Mrs. Diggs kept her promise, and was shown into Claire's dressing room a good quarter of an hour before the other guests were due. The lady started on seeing her friend, whose toilette was now completed, and whose robe, worn for the first time, was of a regal and unique beauty. It was chiefly of white velvet, whose trailing heaviness blent with purple lengths of the same lustreless and sculpturesque fabric. The white prevailed, but the purple was richly manifest.

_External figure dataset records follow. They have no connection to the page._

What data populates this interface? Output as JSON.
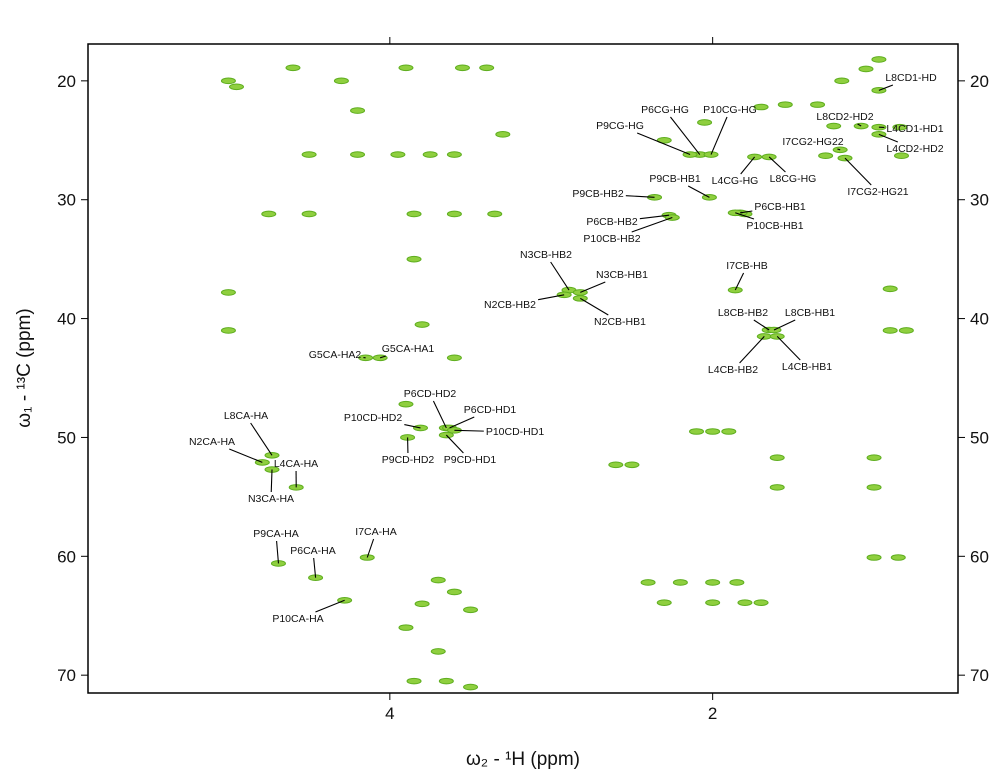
{
  "chart_data": {
    "type": "scatter",
    "xlabel": "ω₂ - ¹H  (ppm)",
    "ylabel": "ω₁ - ¹³C  (ppm)",
    "xlim": [
      5.87,
      0.48
    ],
    "ylim": [
      16.9,
      71.5
    ],
    "xticks": [
      4,
      2
    ],
    "yticks": [
      20,
      30,
      40,
      50,
      60,
      70
    ],
    "color": "#8fcf3f",
    "edge_color": "#5fae1f",
    "peaks": {
      "labels": [
        "L8CD1-HD",
        "L8CD2-HD2",
        "L4CD1-HD1",
        "L4CD2-HD2",
        "I7CG2-HG22",
        "I7CG2-HG21",
        "L8CG-HG",
        "L4CG-HG",
        "P6CG-HG",
        "P10CG-HG",
        "P9CG-HG",
        "P9CB-HB1",
        "P9CB-HB2",
        "P6CB-HB1",
        "P10CB-HB1",
        "P6CB-HB2",
        "P10CB-HB2",
        "N3CB-HB2",
        "N3CB-HB1",
        "N2CB-HB2",
        "N2CB-HB1",
        "I7CB-HB",
        "L8CB-HB2",
        "L8CB-HB1",
        "L4CB-HB2",
        "L4CB-HB1",
        "G5CA-HA2",
        "G5CA-HA1",
        "P6CD-HD2",
        "P6CD-HD1",
        "P10CD-HD2",
        "P10CD-HD1",
        "P9CD-HD2",
        "P9CD-HD1",
        "L8CA-HA",
        "N2CA-HA",
        "N3CA-HA",
        "L4CA-HA",
        "P9CA-HA",
        "P6CA-HA",
        "I7CA-HA",
        "P10CA-HA"
      ],
      "x": [
        0.97,
        1.08,
        0.97,
        0.97,
        1.21,
        1.18,
        1.65,
        1.74,
        2.08,
        2.01,
        2.14,
        2.02,
        2.36,
        1.83,
        1.86,
        2.27,
        2.25,
        2.89,
        2.82,
        2.92,
        2.82,
        1.86,
        1.65,
        1.62,
        1.68,
        1.6,
        4.15,
        4.06,
        3.65,
        3.63,
        3.81,
        3.6,
        3.89,
        3.65,
        4.73,
        4.79,
        4.73,
        4.58,
        4.69,
        4.46,
        4.14,
        4.28
      ],
      "y": [
        20.8,
        23.8,
        23.9,
        24.5,
        25.8,
        26.5,
        26.4,
        26.4,
        26.2,
        26.2,
        26.2,
        29.8,
        29.8,
        31.1,
        31.1,
        31.3,
        31.5,
        37.6,
        37.8,
        38.0,
        38.3,
        37.6,
        40.96,
        40.96,
        41.5,
        41.5,
        43.3,
        43.3,
        49.2,
        49.2,
        49.2,
        49.4,
        50.0,
        49.8,
        51.5,
        52.1,
        52.7,
        54.2,
        60.6,
        61.8,
        60.1,
        63.7
      ]
    },
    "other_peaks": {
      "x": [
        3.9,
        3.55,
        3.4,
        4.6,
        5.0,
        4.95,
        4.3,
        4.2,
        4.5,
        4.2,
        3.95,
        3.75,
        3.6,
        4.75,
        4.5,
        3.85,
        3.6,
        3.3,
        3.35,
        5.0,
        5.0,
        3.85,
        3.8,
        3.6,
        3.9,
        2.6,
        2.5,
        2.1,
        2.0,
        1.9,
        1.6,
        1.6,
        1.0,
        1.0,
        0.9,
        0.8,
        0.9,
        0.85,
        1.0,
        2.4,
        2.2,
        2.0,
        1.85,
        2.0,
        1.8,
        1.7,
        2.3,
        3.7,
        3.8,
        3.6,
        3.5,
        3.9,
        3.7,
        3.85,
        3.5,
        3.65,
        1.55,
        1.7,
        1.35,
        1.2,
        1.05,
        0.97,
        1.25,
        1.3,
        1.8,
        2.3,
        2.05,
        0.83,
        0.84
      ],
      "y": [
        18.9,
        18.9,
        18.9,
        18.9,
        20.0,
        20.5,
        20.0,
        22.5,
        26.2,
        26.2,
        26.2,
        26.2,
        26.2,
        31.2,
        31.2,
        31.2,
        31.2,
        24.5,
        31.2,
        37.8,
        41.0,
        35.0,
        40.5,
        43.3,
        47.2,
        52.3,
        52.3,
        49.5,
        49.5,
        49.5,
        51.7,
        54.2,
        51.7,
        54.2,
        41.0,
        41.0,
        37.5,
        60.1,
        60.1,
        62.2,
        62.2,
        62.2,
        62.2,
        63.9,
        63.9,
        63.9,
        63.9,
        62.0,
        64.0,
        63.0,
        64.5,
        66.0,
        68.0,
        70.5,
        71.0,
        70.5,
        22.0,
        22.2,
        22.0,
        20.0,
        19.0,
        18.2,
        23.8,
        26.3,
        31.2,
        25.0,
        23.5,
        26.3,
        23.9
      ]
    }
  }
}
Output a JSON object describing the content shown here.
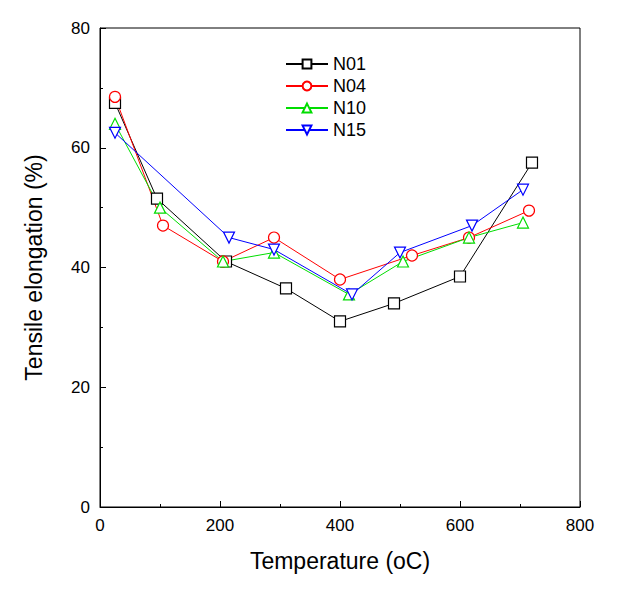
{
  "chart_data": {
    "type": "line",
    "x_label": "Temperature (oC)",
    "y_label": "Tensile elongation (%)",
    "xlim": [
      0,
      800
    ],
    "xticks": [
      0,
      200,
      400,
      600,
      800
    ],
    "ylim": [
      0,
      80
    ],
    "yticks": [
      0,
      20,
      40,
      60,
      80
    ],
    "grid": false,
    "legend": "top",
    "series": [
      {
        "name": "N01",
        "color": "#000000",
        "marker": "square",
        "x": [
          25,
          95,
          210,
          310,
          400,
          490,
          600,
          720
        ],
        "values": [
          67.5,
          51.5,
          41,
          36.5,
          31,
          34,
          38.5,
          57.5
        ]
      },
      {
        "name": "N04",
        "color": "#ff0000",
        "marker": "circle",
        "x": [
          25,
          105,
          205,
          290,
          400,
          520,
          615,
          715
        ],
        "values": [
          68.5,
          47,
          41,
          45,
          38,
          42,
          45,
          49.5
        ]
      },
      {
        "name": "N10",
        "color": "#00dd00",
        "marker": "triangle-up",
        "x": [
          25,
          100,
          205,
          290,
          415,
          505,
          615,
          705
        ],
        "values": [
          64,
          50,
          41,
          42.5,
          35.5,
          41,
          45,
          47.5
        ]
      },
      {
        "name": "N15",
        "color": "#0000ff",
        "marker": "triangle-down",
        "x": [
          25,
          215,
          290,
          420,
          500,
          620,
          705
        ],
        "values": [
          62.5,
          45,
          43,
          35.5,
          42.5,
          47,
          53
        ]
      }
    ]
  }
}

In her hair she wore aigrettes of sapphires and amethysts shaped to resemble pansies, and while the sleeves were cut short enough to show either arm from wrist almost to elbow, and permit of bracelets that were two circles of jewels wrought in semblance of the same flower and with the same blue and lilac gems, her bust and throat were clad in one cloud of rare, filmy laces, from which her delicate head rose with a stately yet aerial grace. Excitement had put rosy tints in either cheek; the jewels that she wore had no sweeter splendor than her eyes, and yet both by color and glow in a certain way aptly matched them. A gear of velvet is dangerous to women in whom exuberance of figure has the least assertive rule. Velvet is the sworn enemy of embonpoint. But Claire's figure was of such supple and flexile slenderness that the weight and volume of this apparel made her light step and airy contour win a new charm and a new vivacity.

"It is all perfect—quite perfect," said Mrs. Diggs, after taking a rapid survey of Claire's attire. "But, my dear, are you perfectly sure that" ...

"Sure of what?" Claire asked, as her friend hesitated.

"Well ... that it is just in good taste, don't you know? I mean, under the circumstances."

"What circumstances?" she exclaimed, putting the question as though she did not wish it answered, and moving a few paces away with an air of great pride. "I intend to fall gloriously. The end has come, the fight is lost; but I shan't make a tame surrender—not I! They shall see me at my best to-day, in looks, in speech, in manner. I'm glad you like my dress; I want it to be something memorable."